Вивекананда, несомненно, подмечает действительные слабости односторонне натуралистического понимания человека. Человек в отличие от других природных существ «относится» к самому себе как к существу универсальному и потому свободному (см. 4, 92). Эту универсальность человека, разумеется, нельзя объяснить ни чисто биологически, ни исходя из свойств «составляющих его частиц», она связана со спецификой его социального бытия. Целое принципиально несводимо к сумме составляющих его частей, а высшие уровни бытия — к низшим. Но, критикуя натуралистическое понимание человека и его метафизические и механистические предпосылки, Вивекананда, во-первых, неправомерно отождествляет метафизический материализм с материализмом вообще и, во-вторых, сам подходит к решению проблемы свободы сугубо метафизически. С его точки зрения, свобода и необходимость принципиально несовместимы.
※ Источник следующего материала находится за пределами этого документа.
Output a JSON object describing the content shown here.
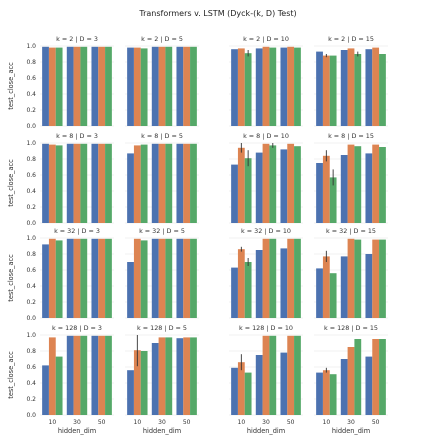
{
  "figure": {
    "title": "Transformers v. LSTM (Dyck-(k, D) Test)"
  },
  "colors": {
    "series": [
      "#4c72b0",
      "#dd8452",
      "#55a868"
    ],
    "error_bar": "#333333",
    "grid": "#e6e6e6"
  },
  "chart_data": {
    "type": "bar",
    "title": "Transformers v. LSTM (Dyck-(k, D) Test)",
    "xlabel": "hidden_dim",
    "ylabel": "test_close_acc",
    "categories": [
      "10",
      "30",
      "50"
    ],
    "ylim": [
      0.0,
      1.0
    ],
    "yticks": [
      "0.0",
      "0.2",
      "0.4",
      "0.6",
      "0.8",
      "1.0"
    ],
    "grid": true,
    "series_count": 3,
    "panels": [
      {
        "title": "k = 2 | D = 3",
        "values": [
          [
            0.99,
            0.98,
            0.98
          ],
          [
            0.99,
            0.99,
            0.99
          ],
          [
            0.99,
            0.99,
            0.99
          ]
        ],
        "err": [
          [
            0,
            0,
            0
          ],
          [
            0,
            0,
            0
          ],
          [
            0,
            0,
            0
          ]
        ]
      },
      {
        "title": "k = 2 | D = 5",
        "values": [
          [
            0.98,
            0.98,
            0.97
          ],
          [
            0.99,
            0.99,
            0.99
          ],
          [
            0.99,
            0.99,
            0.99
          ]
        ],
        "err": [
          [
            0,
            0,
            0
          ],
          [
            0,
            0,
            0
          ],
          [
            0,
            0,
            0
          ]
        ]
      },
      {
        "title": "k = 2 | D = 10",
        "values": [
          [
            0.96,
            0.97,
            0.91
          ],
          [
            0.97,
            0.99,
            0.98
          ],
          [
            0.98,
            0.99,
            0.98
          ]
        ],
        "err": [
          [
            0,
            0,
            0.04
          ],
          [
            0,
            0,
            0
          ],
          [
            0,
            0,
            0
          ]
        ]
      },
      {
        "title": "k = 2 | D = 15",
        "values": [
          [
            0.93,
            0.88,
            0.88
          ],
          [
            0.95,
            0.97,
            0.9
          ],
          [
            0.96,
            0.98,
            0.9
          ]
        ],
        "err": [
          [
            0,
            0.02,
            0
          ],
          [
            0,
            0,
            0.03
          ],
          [
            0,
            0,
            0
          ]
        ]
      },
      {
        "title": "k = 8 | D = 3",
        "values": [
          [
            0.99,
            0.98,
            0.97
          ],
          [
            0.99,
            0.99,
            0.99
          ],
          [
            0.99,
            0.99,
            0.99
          ]
        ],
        "err": [
          [
            0,
            0,
            0
          ],
          [
            0,
            0,
            0
          ],
          [
            0,
            0,
            0
          ]
        ]
      },
      {
        "title": "k = 8 | D = 5",
        "values": [
          [
            0.87,
            0.97,
            0.98
          ],
          [
            0.99,
            0.99,
            0.99
          ],
          [
            0.99,
            0.99,
            0.99
          ]
        ],
        "err": [
          [
            0,
            0,
            0
          ],
          [
            0,
            0,
            0
          ],
          [
            0,
            0,
            0
          ]
        ]
      },
      {
        "title": "k = 8 | D = 10",
        "values": [
          [
            0.73,
            0.94,
            0.81
          ],
          [
            0.88,
            0.99,
            0.97
          ],
          [
            0.92,
            0.99,
            0.96
          ]
        ],
        "err": [
          [
            0,
            0.06,
            0.1
          ],
          [
            0,
            0,
            0.03
          ],
          [
            0,
            0,
            0
          ]
        ]
      },
      {
        "title": "k = 8 | D = 15",
        "values": [
          [
            0.75,
            0.84,
            0.57
          ],
          [
            0.85,
            0.98,
            0.96
          ],
          [
            0.87,
            0.98,
            0.95
          ]
        ],
        "err": [
          [
            0,
            0.07,
            0.1
          ],
          [
            0,
            0,
            0
          ],
          [
            0,
            0,
            0
          ]
        ]
      },
      {
        "title": "k = 32 | D = 3",
        "values": [
          [
            0.92,
            0.99,
            0.97
          ],
          [
            0.99,
            0.99,
            0.99
          ],
          [
            0.99,
            0.99,
            0.99
          ]
        ],
        "err": [
          [
            0,
            0,
            0
          ],
          [
            0,
            0,
            0
          ],
          [
            0,
            0,
            0
          ]
        ]
      },
      {
        "title": "k = 32 | D = 5",
        "values": [
          [
            0.7,
            0.99,
            0.97
          ],
          [
            0.99,
            0.99,
            0.99
          ],
          [
            0.99,
            0.99,
            0.99
          ]
        ],
        "err": [
          [
            0,
            0,
            0
          ],
          [
            0,
            0,
            0
          ],
          [
            0,
            0,
            0
          ]
        ]
      },
      {
        "title": "k = 32 | D = 10",
        "values": [
          [
            0.63,
            0.86,
            0.7
          ],
          [
            0.85,
            0.99,
            0.99
          ],
          [
            0.87,
            0.99,
            0.99
          ]
        ],
        "err": [
          [
            0,
            0.03,
            0.05
          ],
          [
            0,
            0,
            0
          ],
          [
            0,
            0,
            0
          ]
        ]
      },
      {
        "title": "k = 32 | D = 15",
        "values": [
          [
            0.62,
            0.77,
            0.56
          ],
          [
            0.77,
            0.99,
            0.98
          ],
          [
            0.8,
            0.98,
            0.98
          ]
        ],
        "err": [
          [
            0,
            0.07,
            0
          ],
          [
            0,
            0,
            0
          ],
          [
            0,
            0,
            0
          ]
        ]
      },
      {
        "title": "k = 128 | D = 3",
        "values": [
          [
            0.62,
            0.97,
            0.73
          ],
          [
            0.99,
            0.99,
            0.99
          ],
          [
            0.99,
            0.99,
            0.99
          ]
        ],
        "err": [
          [
            0,
            0,
            0
          ],
          [
            0,
            0,
            0
          ],
          [
            0,
            0,
            0
          ]
        ]
      },
      {
        "title": "k = 128 | D = 5",
        "values": [
          [
            0.56,
            0.81,
            0.8
          ],
          [
            0.9,
            0.97,
            0.97
          ],
          [
            0.96,
            0.97,
            0.97
          ]
        ],
        "err": [
          [
            0,
            0.2,
            0
          ],
          [
            0,
            0,
            0
          ],
          [
            0,
            0,
            0
          ]
        ]
      },
      {
        "title": "k = 128 | D = 10",
        "values": [
          [
            0.59,
            0.66,
            0.53
          ],
          [
            0.75,
            0.99,
            0.99
          ],
          [
            0.78,
            0.99,
            0.99
          ]
        ],
        "err": [
          [
            0,
            0.1,
            0
          ],
          [
            0,
            0,
            0
          ],
          [
            0,
            0,
            0
          ]
        ]
      },
      {
        "title": "k = 128 | D = 15",
        "values": [
          [
            0.53,
            0.56,
            0.51
          ],
          [
            0.7,
            0.85,
            0.95
          ],
          [
            0.73,
            0.95,
            0.95
          ]
        ],
        "err": [
          [
            0,
            0.03,
            0
          ],
          [
            0,
            0,
            0
          ],
          [
            0,
            0,
            0
          ]
        ]
      }
    ]
  }
}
С одной стороны — мир, в котором царствует железная необходимость и все существует в жестких рамках пространства, времени и причинности, с другой — его сокровенная, глубочайшая, вне времени и пространства пребывающая духовная сущность — царство свободы (см. 8, 2, 118–129). Царство необходимости — объект науки (см. 8, 1, 334), царство свободы — объект религии (см. 8, 2, 125–126)[13].
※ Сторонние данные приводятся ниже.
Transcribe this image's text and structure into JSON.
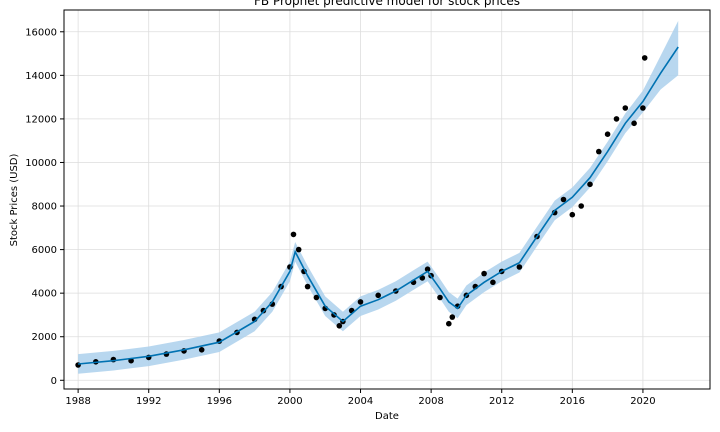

Но Вивекананда видит шаткость позиций религии в современном мире. Это обусловлено, по его мнению, двумя обстоятельствами. Во-первых, соперничеством и взаимоотрицанием существующих религий, ведущим к их «релятивизации»: рост связей между различными частями мира привел к своего рода «всеобщей конфронтации» религиозных представлений, в условиях которой попытки отстоять уникальность той или иной религии, объявив все остальные ложными, в конце концов оборачиваются против нее же. «Истина всегда универсальна. Если на моей руке шесть пальцев, а у остальных людей — по пяти, то из этого факта вы не сделаете вывод, что в ней нашел выражение подлинный замысел природы, а скорее заключите, что перед вами нечто анормальное и немощное. Так же обстоит дело и с религией. Если только одно вероучение должно быть признано истинным, а все остальные неистинны, вы имеете право заключить, что сама эта религия немощна» (8, 1, 328).
Во-вторых, позиции религии подрываются наукой: расширение знания о мире приводит к растущей конфронтации научных знаний и религиозных догматов. «Во всем мире развернулась борьба между светским и религиозным знанием… Религии вновь и вновь терпели поражения в этой борьбе и были почти уничтожены. Поклонение богине разума во время французской революции — очередное проявление этого феномена в истории человечества… Естественные науки лучше вооружены ныне, чем когда-либо ранее, а религии вооружены все хуже и хуже. Все основания их подорваны, и современный человек, что бы он ни говорил публично, в глубине души знает, что он больше не может „верить“» (там же, 365–366).
В этой связи Вивекананда, с одной стороны, выдвигает теорию «универсальной религии», позволяющую якобы примирить существующие формы религиозного поклонения, а с другой — предлагает в качестве философской основы такой религии неоведанту, т. е. веданту, положения которой изложены в форме, позволяющей якобы выявить их «принципиальное согласие» с данными современной науки. Перейдем к рассмотрению этих теорий.
2. «Универсальная религия»: религиозный синтез
В многочисленных западноевропейских и американских изданиях, посвященных Вивекананде, равно как и в различного рода антологиях по индийской философии, он предстает прежде всего именно как создатель теории «универсальной религии». При этом всячески подчеркиваются и выдвигаются на первый план апологетические моменты в учении Вивекананды о религии. В действительности его отношение к ней было отнюдь не простым и не однозначным — и это постоянно надо иметь в виду при характеристике взглядов мыслителя. Быть может, ярче всего эта неоднозначность проявилась в лекции Вивекананды «Путь к реализации универсальной религии», прочитанной в Пасадене в 1900 г.: «Хотя нет ничего, что принесло бы человеку больше благодеяний, чем религия, нет также ничего, что принесло бы ему больше ужасов. Ничто не способствовало в такой мере миру и любви, как религия, но ничто и не породило столь ожесточенной ненависти. Ничто не сделало братство в отношениях между людьми более ощутимым, чем религия, но ничто и не взлелеяло в их душах столько непримиримой вражды. Ничто не способствовало созданию большего числа благотворительных учреждений, больниц для людей и даже для животных, чем религия, но и ничто не залило мир таким количеством крови» (8, 2, 358).
13
Любопытно, что Вивекананда подчеркивает сходство его воззрений в данном пункте с кантовскими (см. 8.